La Poste s’est engagée une restructuration de son réseau qui soulève de vives inquiétudes en Suisse. On ne compte plus les protestations et les pétitions. Les offices de poste «traditionnels» devraient passer de 1320 en 2016 à 800-900 en 2020. Selon ce plan, 450 bureaux de poste seraient fermés d’ici trois ans (un sur trois) et remplacés par autant d’«agences postales», c’est-à-dire des points de vente situés chez des partenaires indépendants (épiceries de village, boulangeries), dans les locaux des administrations communales et des offices du tourisme. Effet, une diminution des prestations.

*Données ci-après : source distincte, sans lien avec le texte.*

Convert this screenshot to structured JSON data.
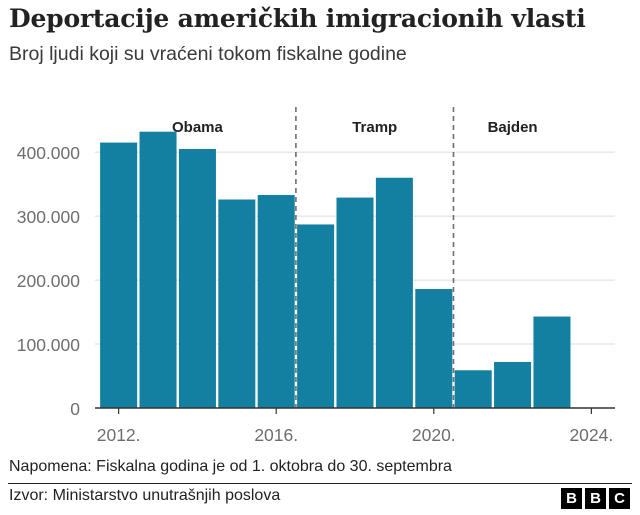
{
  "title": "Deportacije američkih imigracionih vlasti",
  "subtitle": "Broj ljudi koji su vraćeni tokom fiskalne godine",
  "note": "Napomena: Fiskalna godina je od 1. oktobra do 30. septembra",
  "source": "Izvor: Ministarstvo unutrašnjih poslova",
  "logo": [
    "B",
    "B",
    "C"
  ],
  "colors": {
    "bar": "#1380a1",
    "grid": "#dcdcdc",
    "divider": "#6e6e6e",
    "axis": "#333333",
    "tick_text": "#6e6e6e"
  },
  "chart_data": {
    "type": "bar",
    "x": [
      2012,
      2013,
      2014,
      2015,
      2016,
      2017,
      2018,
      2019,
      2020,
      2021,
      2022,
      2023
    ],
    "values": [
      415000,
      432000,
      405000,
      326000,
      333000,
      287000,
      329000,
      360000,
      186000,
      59000,
      72000,
      143000
    ],
    "xlim": [
      2011.4,
      2024.6
    ],
    "ylim": [
      0,
      480000
    ],
    "yticks": [
      0,
      100000,
      200000,
      300000,
      400000
    ],
    "ytick_labels": [
      "0",
      "100.000",
      "200.000",
      "300.000",
      "400.000"
    ],
    "xticks": [
      2012,
      2016,
      2020,
      2024
    ],
    "xtick_labels": [
      "2012.",
      "2016.",
      "2020.",
      "2024."
    ],
    "grid": "horizontal",
    "periods": [
      {
        "label": "Obama",
        "from": 2011.5,
        "to": 2016.5
      },
      {
        "label": "Tramp",
        "from": 2016.5,
        "to": 2020.5
      },
      {
        "label": "Bajden",
        "from": 2020.5,
        "to": 2023.5
      }
    ],
    "dividers": [
      2016.5,
      2020.5
    ]
  }
}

L’entreprise justifie cette restructuration par le développement du numérique qui a transformé les habitudes de la clientèle (usages de l’internet pour communiquer et effectuer des paiements) et les nouvelles possibilités d’automatisation des processus. La Poste mise sur la robotisation: véhicules automatiques et drones pour la livraison de colis, navette autonome sans chauffeur (SmartShuttle de Carpostal), assistants virtuels pour dialoguer avec la clientèle (chatbots, robots logiciels). Les systèmes à fonctionnement autonome «représentent un élément essentiel de la stratégie en matière d’innovation», communique La Poste.

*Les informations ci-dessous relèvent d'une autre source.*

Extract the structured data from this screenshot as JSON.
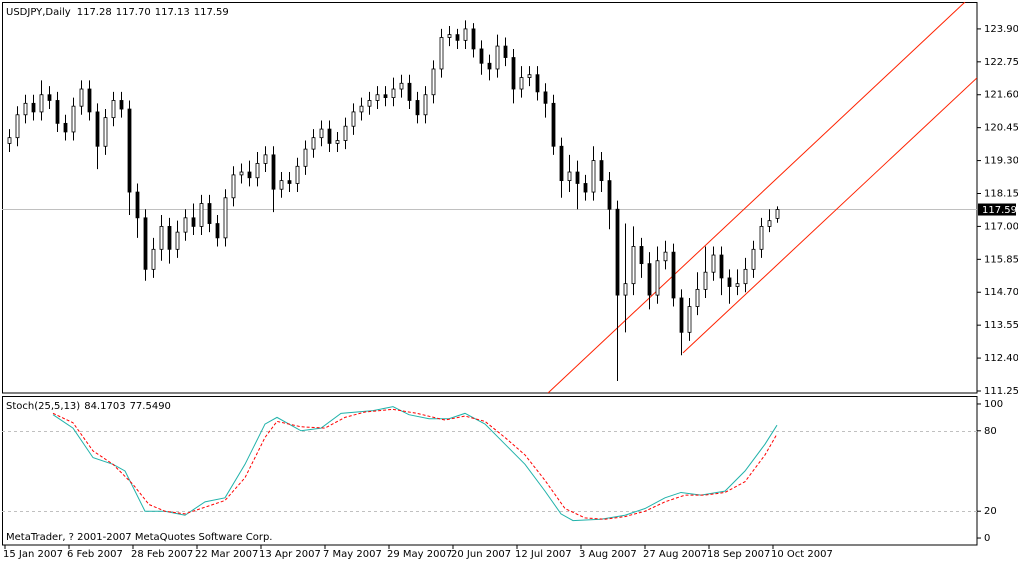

Après avoir transformé les offices de postes en boutiques (de la vente d’articles de voyage aux billets de loterie), la direction de l’entreprise publique développe l’automatisation des processus et externalise les services. Les habituelles recettes pour réaliser des gains de productivité. Toutes les pistes pour renouveler et élargir les prestations offertes ont-elles été étudiées pour répondre aux besoins de la population? Pourquoi ne pas profiter du fantastique réseau de bureaux présents dans les quartiers et les villages les plus reculés du pays pour développer de nouveaux concepts reposant sur la relation de proximité? L’entreprise publique bénéficie, encore, d’un immense capital de sympathie. Une partie de sa clientèle n’est pas prête à utiliser les automates et les applications numériques en ligne. La poste est bien placée pour les convaincre et les accompagner.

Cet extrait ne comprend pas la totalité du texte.